Fazit: Dieser Wein braucht einen Essensbegleiter! Bei uns hat er mit seiner spannenden und eigenen Aromatik definitiv Sympathiepunkte gesammelt. Und mit der App erhält die Flasche als Gastgeschenk eine ganz neue Unterhaltungsdimension. Positv fallen liebevolle Details wie die Gestaltung der Flaschenkappe auf.

Kredenzen zu…
…Wildgerichten
…Kurzbratstücken vom Rind
…klassischem Strogi, Spätzli oder Gulasch

Trinkreife: jetzt bis 2025

Preis: CHF 24.80 bei schmidheiny.com im online Shop oder gleich bei Höcklistein im Laden in Rapperswil-Jona

Bewertung nach Weingeniesser-Bewertungsskala:

100er Skala: 91 / 100
Preis/Leistungsskala: 16.5 / 20 (*da kommt Freude auf*)

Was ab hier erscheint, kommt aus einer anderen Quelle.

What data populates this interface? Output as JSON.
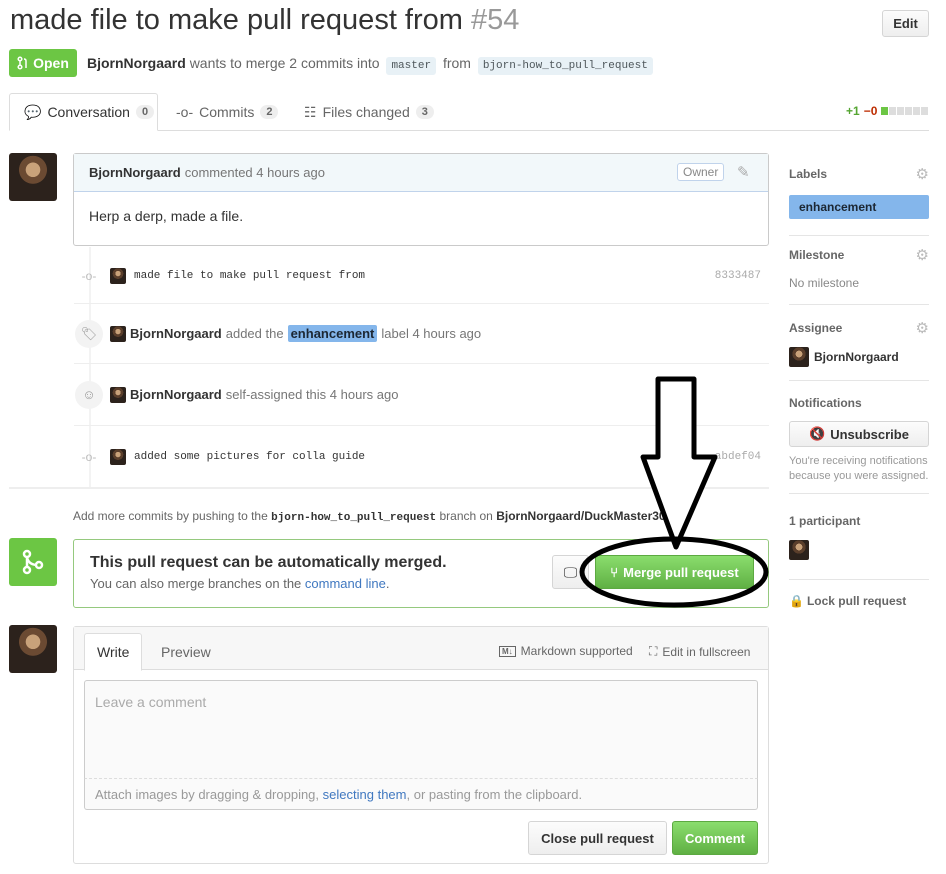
{
  "pr": {
    "title": "made file to make pull request from",
    "number": "#54",
    "edit_label": "Edit",
    "state_label": "Open",
    "author": "BjornNorgaard",
    "meta_text": "wants to merge 2 commits into",
    "base_branch": "master",
    "from_text": "from",
    "head_branch": "bjorn-how_to_pull_request"
  },
  "tabs": [
    {
      "label": "Conversation",
      "count": "0"
    },
    {
      "label": "Commits",
      "count": "2"
    },
    {
      "label": "Files changed",
      "count": "3"
    }
  ],
  "diffstat": {
    "additions": "+1",
    "deletions": "−0"
  },
  "comment": {
    "author": "BjornNorgaard",
    "action": "commented 4 hours ago",
    "badge": "Owner",
    "body": "Herp a derp, made a file."
  },
  "timeline": [
    {
      "type": "commit",
      "message": "made file to make pull request from",
      "sha": "8333487"
    },
    {
      "type": "label",
      "author": "BjornNorgaard",
      "pre": "added the",
      "label": "enhancement",
      "post": "label 4 hours ago"
    },
    {
      "type": "assign",
      "author": "BjornNorgaard",
      "text": "self-assigned this 4 hours ago"
    },
    {
      "type": "commit",
      "message": "added some pictures for colla guide",
      "sha": "abdef04"
    }
  ],
  "push_note": {
    "pre": "Add more commits by pushing to the",
    "branch": "bjorn-how_to_pull_request",
    "mid": "branch on",
    "repo": "BjornNorgaard/DuckMaster3000"
  },
  "merge": {
    "title": "This pull request can be automatically merged.",
    "sub_pre": "You can also merge branches on the",
    "sub_link": "command line",
    "sub_post": ".",
    "button": "Merge pull request"
  },
  "new_comment": {
    "tab_write": "Write",
    "tab_preview": "Preview",
    "markdown": "Markdown supported",
    "fullscreen": "Edit in fullscreen",
    "placeholder": "Leave a comment",
    "hint_pre": "Attach images by dragging & dropping,",
    "hint_link": "selecting them",
    "hint_post": ", or pasting from the clipboard.",
    "close_button": "Close pull request",
    "comment_button": "Comment"
  },
  "sidebar": {
    "labels_title": "Labels",
    "label": "enhancement",
    "milestone_title": "Milestone",
    "milestone_value": "No milestone",
    "assignee_title": "Assignee",
    "assignee": "BjornNorgaard",
    "notifications_title": "Notifications",
    "unsubscribe": "Unsubscribe",
    "notif_note": "You're receiving notifications because you were assigned.",
    "participants_title": "1 participant",
    "lock": "Lock pull request"
  },
  "colors": {
    "open_green": "#6cc644",
    "label_blue": "#84b6eb",
    "link_blue": "#4078c0"
  }
}
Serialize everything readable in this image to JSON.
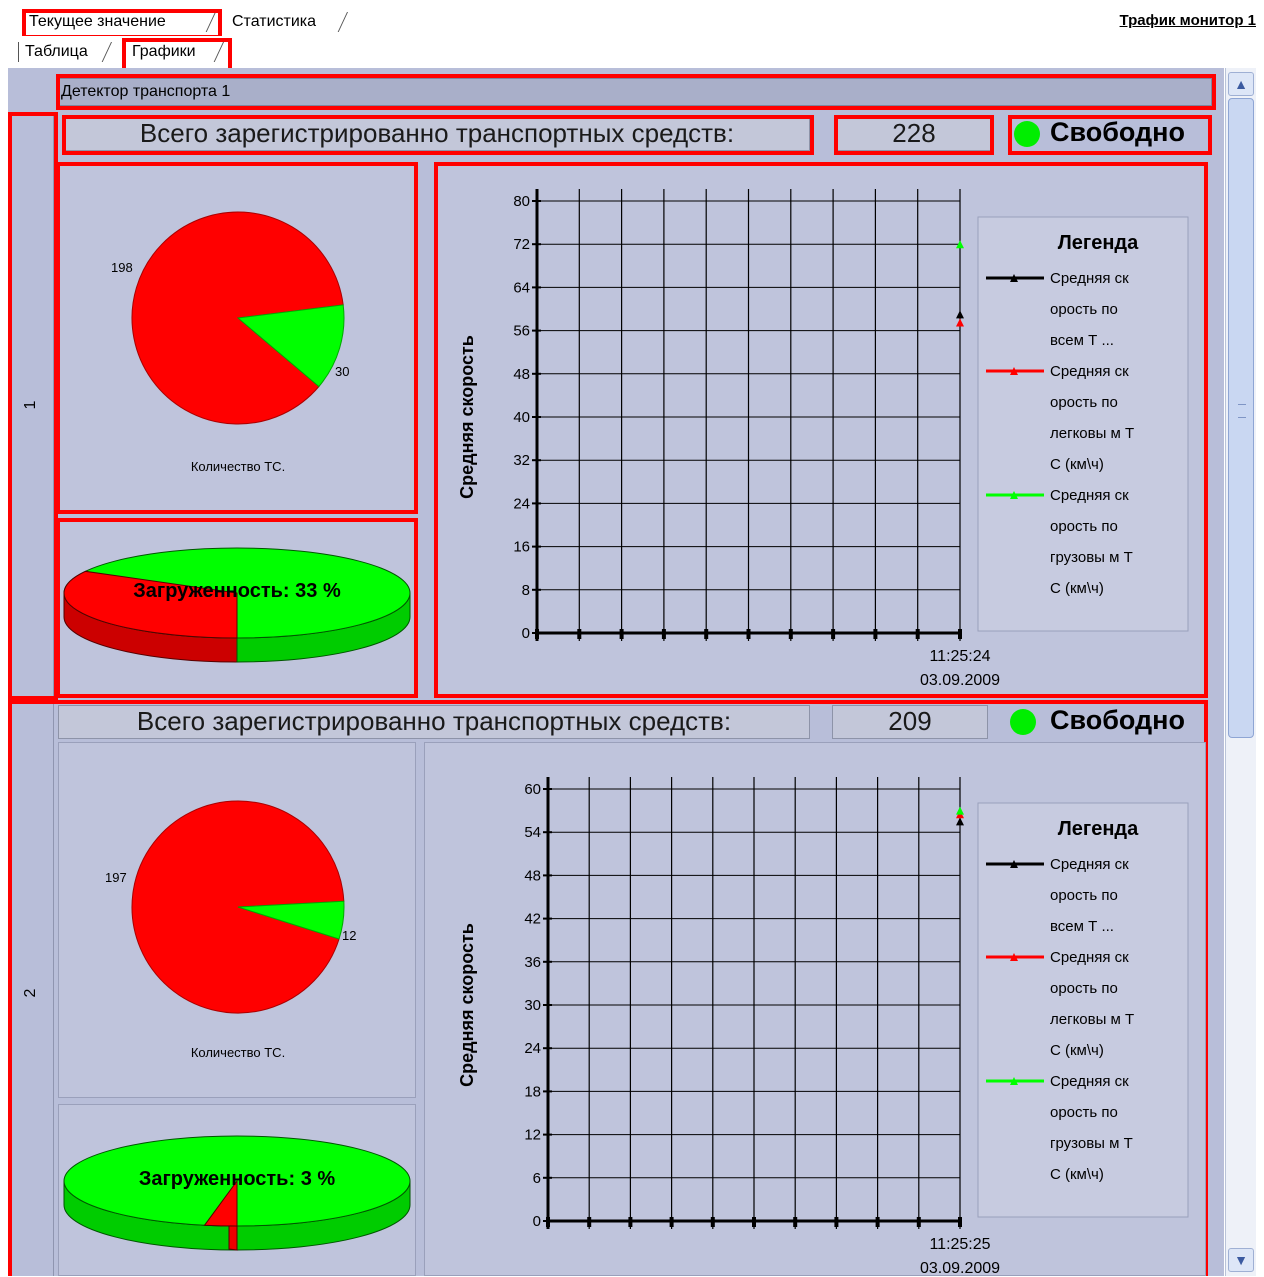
{
  "window": {
    "top_tabs": [
      {
        "label": "Текущее значение",
        "active": true
      },
      {
        "label": "Статистика",
        "active": false
      }
    ],
    "window_title": "Трафик монитор 1",
    "sub_tabs": [
      {
        "label": "Таблица",
        "active": false
      },
      {
        "label": "Графики",
        "active": true
      }
    ],
    "detector_title": "Детектор транспорта 1"
  },
  "colors": {
    "accent_red": "#ff0000",
    "green": "#00ff00",
    "panel_bg": "#b8bed9"
  },
  "rows": [
    {
      "row_number": "1",
      "total_label": "Всего зарегистрированно транспортных средств:",
      "total_value": "228",
      "status": "Свободно",
      "pie": {
        "title": "Количество ТС.",
        "red_value": 198,
        "green_value": 30,
        "red_label": "198",
        "green_label": "30"
      },
      "load": {
        "label": "Загруженность: 33 %",
        "percent": 33
      },
      "chart_data": {
        "type": "line",
        "ylabel": "Средняя скорость",
        "ylim": [
          0,
          80
        ],
        "yticks": [
          "80",
          "72",
          "64",
          "56",
          "48",
          "40",
          "32",
          "24",
          "16",
          "8",
          "0"
        ],
        "x": [
          "11:25:24"
        ],
        "x_date": "03.09.2009",
        "series": [
          {
            "name": "Средняя скорость по всем ТС (км/ч)",
            "color": "#000000",
            "values": [
              59
            ]
          },
          {
            "name": "Средняя скорость по легковым ТС (км/ч)",
            "color": "#ff0000",
            "values": [
              57.5
            ]
          },
          {
            "name": "Средняя скорость по грузовым ТС (км/ч)",
            "color": "#00ff00",
            "values": [
              72
            ]
          }
        ],
        "legend": {
          "title": "Легенда",
          "entries": [
            {
              "lines": [
                "Средняя ск",
                "орость по",
                "всем Т ..."
              ]
            },
            {
              "lines": [
                "Средняя ск",
                "орость по",
                "легковы м Т",
                "С (км\\ч)"
              ]
            },
            {
              "lines": [
                "Средняя ск",
                "орость по",
                "грузовы м Т",
                "С (км\\ч)"
              ]
            }
          ]
        }
      }
    },
    {
      "row_number": "2",
      "total_label": "Всего зарегистрированно транспортных средств:",
      "total_value": "209",
      "status": "Свободно",
      "pie": {
        "title": "Количество ТС.",
        "red_value": 197,
        "green_value": 12,
        "red_label": "197",
        "green_label": "12"
      },
      "load": {
        "label": "Загруженность: 3 %",
        "percent": 3
      },
      "chart_data": {
        "type": "line",
        "ylabel": "Средняя скорость",
        "ylim": [
          0,
          60
        ],
        "yticks": [
          "60",
          "54",
          "48",
          "42",
          "36",
          "30",
          "24",
          "18",
          "12",
          "6",
          "0"
        ],
        "x": [
          "11:25:25"
        ],
        "x_date": "03.09.2009",
        "series": [
          {
            "name": "Средняя скорость по всем ТС (км/ч)",
            "color": "#000000",
            "values": [
              55.5
            ]
          },
          {
            "name": "Средняя скорость по легковым ТС (км/ч)",
            "color": "#ff0000",
            "values": [
              56.5
            ]
          },
          {
            "name": "Средняя скорость по грузовым ТС (км/ч)",
            "color": "#00ff00",
            "values": [
              57
            ]
          }
        ],
        "legend": {
          "title": "Легенда",
          "entries": [
            {
              "lines": [
                "Средняя ск",
                "орость по",
                "всем Т ..."
              ]
            },
            {
              "lines": [
                "Средняя ск",
                "орость по",
                "легковы м Т",
                "С (км\\ч)"
              ]
            },
            {
              "lines": [
                "Средняя ск",
                "орость по",
                "грузовы м Т",
                "С (км\\ч)"
              ]
            }
          ]
        }
      }
    }
  ]
}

Secret Spot Wines: Crooked Vines White 2015

Ein Weingut, das gar keine Weinparzellen besitzt – das spannende Setup der Secret Spot Wines Produzenten haben wir schon kurz in einem Blogpost vorgestellt (hier). Kürzlich hatten wir die Gelegenheit, die Quinta da Faisca in Favaios persönlich zu besuchen. Chefönologe und Berater Rui Walter da Cunha gewährte uns Einblicke in Produktion und Philosophie. Dabei konnten wir auch diesen Weisswein probieren, der unter dem Label «Crooked Vines» verkauft wird. Der Name bezieht sich auf die «schrägen» oder «verwachsenen», über 50-jährigen Rebstöcke, aus deren Traubengut die Cuvée aus diversen autochthonen Sorten produziert wird und die sinnbildlich auf der Etikette zu sehen sind. Die Fermentation erfolgt in französischen Eichenfässern, danach reift der Wein 15 Monate in Holzfässern. Auch bei dieser Cuvée erfolgt die Traubenlese von Hand.

Traubensorten: Gouveio, Rabigato, Viosinho und viele mehr

Farbe: Kräftiges Goldgelb

Nase: Röstaromen mit Kamille, Honig und Ananasnoten, gelbe Steinfrüchte mit mediterranen Kräutern.

Gaumen: Crèmige burgundische Noten von Pfirsich, Röstaromen und Vanille, danach eine frische, anregende Säure. Ein vollmundiger Wein, der sich erst mit der Zeit öffnet und dann exotischere Noten zum Vorschein bringt. Im mittellangen Abgang begleiten herbe Kräuter-Noten Aromen von diversen Stein- und anderen Früchten.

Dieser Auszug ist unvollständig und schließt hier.